42. Kalau Gitu ... Ya Udah.

1.2K 122 36
                                    

Matahari sudah terbenam saat Kent tiba di rumah sehabis mampir di pemakaman Kesya, membawakan sebuah lollipop seperti yang biasa dilakukannya tiap minggu. Kent menidurkan tubuhnya di sofa dengan seragam yang belum diganti.

Kemarin setelah menghabiskan waktu sepulang sekolah dengan jalan-jalan bersama Ellen, hari ini Kent disibukkan dengan latihan basket. Ada event basket pekan depan, berhubung anggota baru di ekskul basket masih banyak yang pemula dan kaku, anak kelas 12 jadi diminta untuk berpartisipasi juga. Terlebih lagi jabatan Kent sebagai ketua belum diturunkan. Jadi tanggungjawab ekskul basket ada di pundaknya. Kent mau tak mau harus menerima segala kesibukkan itu, sebagai risiko jadi ketua sekaligus hukuman karena dia sudah berkali-kali bolos latihan.

"Eh, Kakak udah pulang. Habis jalan-jalan sama Ellen ya makanya pulang telat banget?" Itu suara Keanna—nada bicaranya persis seperti nada bicara Kent ketika menjahili orang lain.

Kent memutar malas bola matanya. "Abis latihan basket," ujarnya lesu.

"Oh abis latihan." Keanna manggut-manggut kemudian memanggil bi Surti, minta diambilkan air minum untuk putranya yang tampak sangat lelah. "Omong-omong, kamu gak pernah bawa Ellen ke sini lagi deh, Kak. Kalian baik-baik aja kan?"

Sebelum menjawab pertanyaan mamanya, Kent menghela napas panjang. "Dari awal kami gak pacaran, cuman main-main doang. Yeah ... you know what I mean," ujarnya cuek.

"What?" Keanna mengerutkan alisnya. "Main-main ... maksud kamu kalian gak pacaran beneran?"

"Ya semacam itulah."

Kent merubah posisinya menjadi duduk ketika bi Surti datang membawa segelas air dingin untuknya.

"Makasih, Bi."

"Iya, sama-sama. Udah tugas Bibi ini mah," balas bi Surti ceria. "Eh, Den, gimana itu proses pdtk-nya? Lancar, 'nte?" tambahnya, agak berbisik.

"Pdkt, Bi, bukan pdtk," koreksi Kent, tersenyum geli.

"Nah pokoknya itu lah. Pdtk, eh, pdkt maksudnya."

Kent terkekeh sebentar, lalu meminum airnya sampai habis. "Gak lancar, Bi. Kakaknya jadi penghalang," ujarnya, meletakan gelas kosong ke nampan. "Ah bukan penghalang deng, tapi tantangan."

"Kakaknya galak ya, Kak?" Keanna bertanya, nimbrung obrolan anak dan asisten rumahnya itu.

"Galak sih enggak terlalu. Cuman terlalu posesif aja. Yahhh, namanya juga abang. Pasti mereka gak akan mau lah adik perempuannya deket-deket sama orang sembarangan, apalagi sama cowok gak bener kayak saya. Kalau Kesya masih ada, saya bakal gitu juga," Kent menjawab santai, "Ya gak, Bi?" tanyanya meminta pendapat.

"I-iya," jawab bi Surti ragu, takut salah bicara.

"Kakak kok ngomong begitu sih? Bibi juga ngapain iya-iya aja?" protes Keanna kesal. Bi surti menunduk dalam, mengucapkan maaf. Sedangkan Kent terlihat biasa saja. "Anak Mama bukan cowok yang gak bener! Kamu cowok baik-baik.
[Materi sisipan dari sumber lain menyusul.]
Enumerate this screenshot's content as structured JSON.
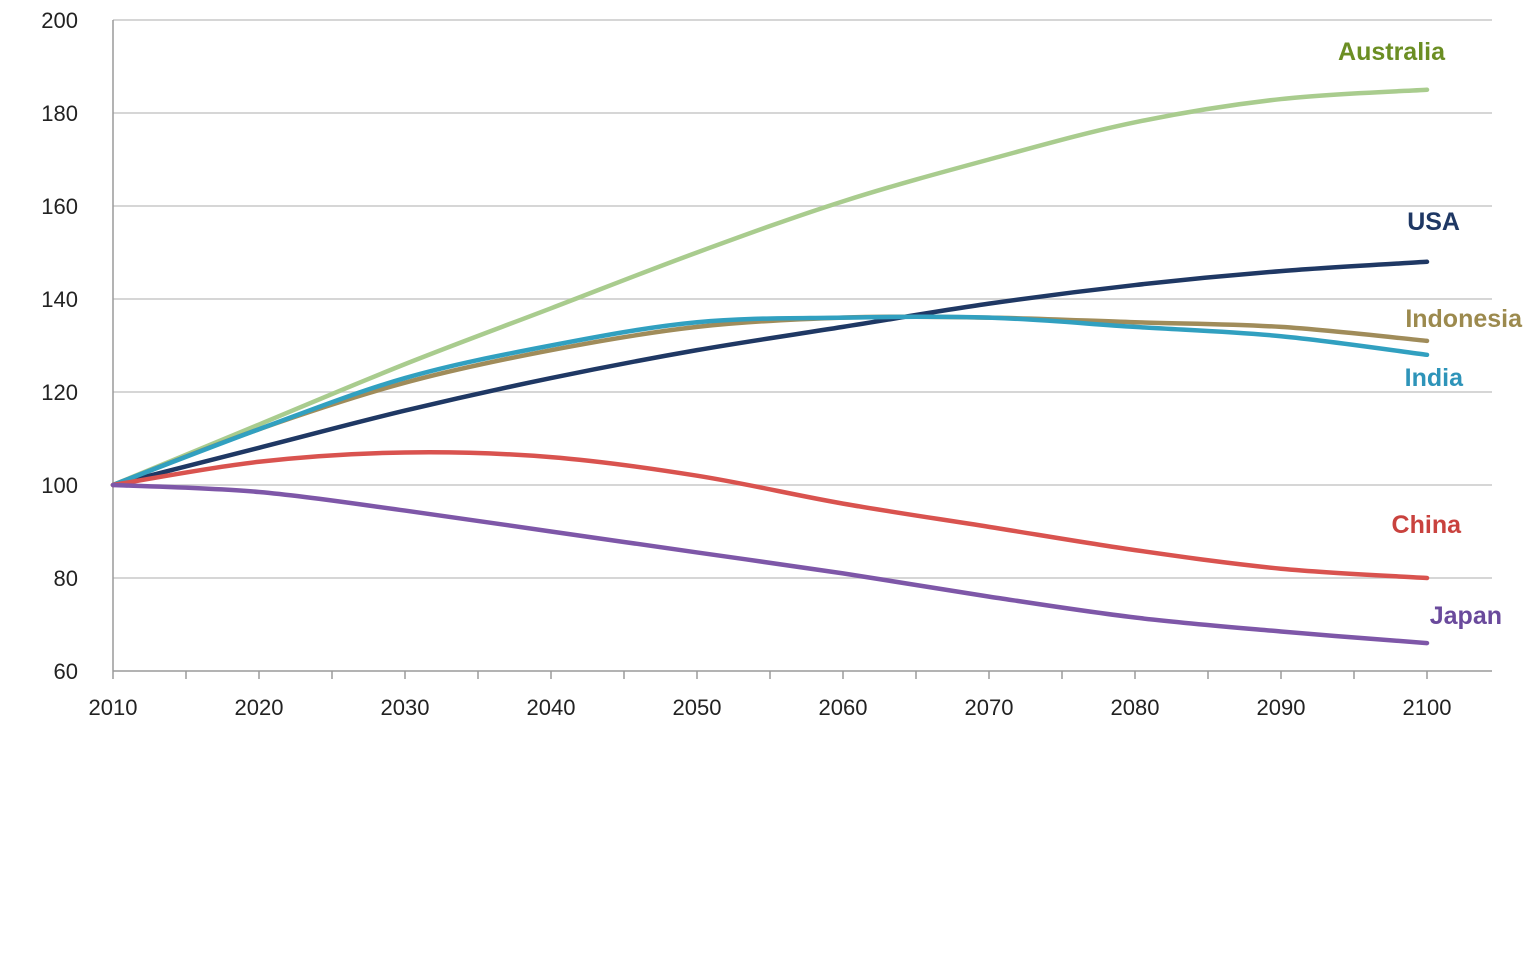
{
  "chart_data": {
    "type": "line",
    "title": "",
    "xlabel": "",
    "ylabel": "",
    "xlim": [
      2010,
      2100
    ],
    "ylim": [
      60,
      200
    ],
    "grid": true,
    "legend": "inline-end-labels",
    "x_ticks": [
      "2010",
      "2020",
      "2030",
      "2040",
      "2050",
      "2060",
      "2070",
      "2080",
      "2090",
      "2100"
    ],
    "y_ticks": [
      "60",
      "80",
      "100",
      "120",
      "140",
      "160",
      "180",
      "200"
    ],
    "x": [
      2010,
      2020,
      2030,
      2040,
      2050,
      2060,
      2070,
      2080,
      2090,
      2100
    ],
    "series": [
      {
        "name": "Australia",
        "color": "#a9cc8e",
        "label_color": "#6b8e23",
        "values": [
          100,
          113,
          126,
          138,
          150,
          161,
          170,
          178,
          183,
          185
        ]
      },
      {
        "name": "USA",
        "color": "#1f3864",
        "label_color": "#1f3864",
        "values": [
          100,
          108,
          116,
          123,
          129,
          134,
          139,
          143,
          146,
          148
        ]
      },
      {
        "name": "Indonesia",
        "color": "#a08c5a",
        "label_color": "#9c8a4e",
        "values": [
          100,
          112,
          122,
          129,
          134,
          136,
          136,
          135,
          134,
          131
        ]
      },
      {
        "name": "India",
        "color": "#31a0c0",
        "label_color": "#2e94b9",
        "values": [
          100,
          112,
          123,
          130,
          135,
          136,
          136,
          134,
          132,
          128
        ]
      },
      {
        "name": "China",
        "color": "#d9534f",
        "label_color": "#c9423e",
        "values": [
          100,
          105,
          107,
          106,
          102,
          96,
          91,
          86,
          82,
          80
        ]
      },
      {
        "name": "Japan",
        "color": "#7e57a8",
        "label_color": "#6a4a9c",
        "values": [
          100,
          98.5,
          94.5,
          90,
          85.5,
          81,
          76,
          71.5,
          68.5,
          66
        ]
      }
    ]
  }
}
Jangan asal nge-judge buruk diri sendiri," tambahnya.

Kent mengangkat bahu. "Papa selalu bilang begitu ke saya. 'Dasar anak gak bener, bisanya bikin masalah'. Gitu katanya."

Keanna terdiam sebentar. Baru sadar kalau selama ini dia juga sering berkata jahat kepada anak-anaknya terutama kepada Kesya.

"Ma-maaf, Nyonya. Sekali lagi saya minta maaf," ucap bi Surti segan. "Boleh saya kembali ke dapur?"

Keanna mendengkus sebal. "Sana pergi!" usirnya.

Bi surti langsung pergi ke dapur. Sementara Kent berdiri dari sofa, hendak pergi juga. Badannya terasa lengket dan gerah. Kent mau mandi dulu kemudian tidur, mengistirahatkan tubuhnya yang pegal-pegal semua.